Stories, Strategy & Soul

The Road Back

Written by Tiffany Ring | Aug 10, 2025 4:32:47 PM

The road to Minneapolis feels different when I’m alone. Six hours of sky and asphalt, the same route my husband and I drove so many times. Today, the car is quiet except for the music — and somehow, every song knows exactly where to take me. Back to the city. Back to him.

Thirty years ago, I moved here for a man I’d just met, who became my husband. Nine years later, I left — not because I wanted to, but because death has a way of rearranging your life whether you’re ready or not. Six months after his funeral, I sold our house and moved to South Dakota. I told myself it was to be near family, to help raise the granddaughter we loved like our own. That was true. But it was also because I couldn’t breathe in those walls without him.

Now, my son lives in the city I left behind. He’s not a “party and lights” city person — he’s a homebody who likes the hum of nearby neighbors, the comfort of restaurants within a short drive, the rhythm of going into an office. He likes the peace of his own space but would never choose farm life. We’re opposites in that way.

We don’t see each other enough. Life, distance, and the weight of everything I’ve taken on keep getting in the way. But this weekend, I came for his birthday. I didn’t want plans or tickets or “special.” I just wanted to be with him. Dinner where he wanted, a movie on his couch, the quiet comfort of belonging in someone’s everyday life.

And still — driving in — I felt the pull. The neighborhoods, the skyline, the ghost of late nights cruising in the city. We’d all load into the car, grab fountain pops and maybe a late-night snack, and drive the streets to see the local “sights” — good and bad. Downtown lights and pulsing clubs. Questionable characters on the corners. The familiar stereotypes of neighborhoods at night. The city after dark was its own living thing, so different from the daylight version.

Then Pink’s When I Get There came on, and it stopped me in my tracks. It could have been written from me to him. Her relationship with her dad, the way she describes him — it’s how I imagine Darrell in my heart. Is there a bar up there where you have a favorite chair, where you sit with friends and talk about the weather… Darrell had several restaurants where he’d meet friends and spend hours debating politics and life. He always parked “in front of the door” — or went somewhere else if he couldn’t — just like the song says, first in line. He loved sunsets and would stay to watch them, and if he was with a date, he’d call it watching the submarine races — even though you can’t see submarines. Every lyric brought him back to me, and the songs just kept going from there.

It’s been so long since he died. People think grief fades, that it packs itself neatly away. But it doesn’t. It waits. For a road you’ve driven before, for a lyric you’ve heard a thousand times. For the right combination of familiarity and love to open the door.
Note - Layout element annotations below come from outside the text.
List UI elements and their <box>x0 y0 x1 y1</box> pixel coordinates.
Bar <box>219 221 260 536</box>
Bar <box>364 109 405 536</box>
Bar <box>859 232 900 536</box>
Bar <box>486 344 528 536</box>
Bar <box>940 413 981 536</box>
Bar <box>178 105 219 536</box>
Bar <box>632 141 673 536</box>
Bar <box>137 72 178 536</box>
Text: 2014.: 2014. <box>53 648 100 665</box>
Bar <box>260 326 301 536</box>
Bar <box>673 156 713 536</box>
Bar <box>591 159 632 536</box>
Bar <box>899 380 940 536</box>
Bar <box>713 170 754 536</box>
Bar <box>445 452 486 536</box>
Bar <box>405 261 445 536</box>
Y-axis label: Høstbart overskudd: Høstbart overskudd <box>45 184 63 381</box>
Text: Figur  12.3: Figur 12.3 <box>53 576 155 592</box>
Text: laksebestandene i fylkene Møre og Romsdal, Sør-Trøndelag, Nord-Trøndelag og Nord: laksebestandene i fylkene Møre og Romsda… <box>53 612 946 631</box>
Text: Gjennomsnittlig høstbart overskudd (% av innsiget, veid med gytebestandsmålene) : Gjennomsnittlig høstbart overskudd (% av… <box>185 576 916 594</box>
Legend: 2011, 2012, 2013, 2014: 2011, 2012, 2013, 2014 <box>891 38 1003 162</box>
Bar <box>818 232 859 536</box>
I’ve built a whole new life since then — a farm, a rescue, friends I never would have met if I’d stayed. And still, part of me wonders what it would be like to have never left. Would I have been happier? Or would I be here, wondering about the farm instead?

I don’t know. Maybe I’ll never know.

What I do know is that when I sat on my son’s couch that night, full from dinner and half-watching a movie together, it felt steady and good. Familiar in its own way. I could almost picture Darrell there too — not in the shadows of memory, but just in the room, part of the evening. Past and present aren’t so far apart, after all. Sometimes they meet right where you are. And that, for today, is enough.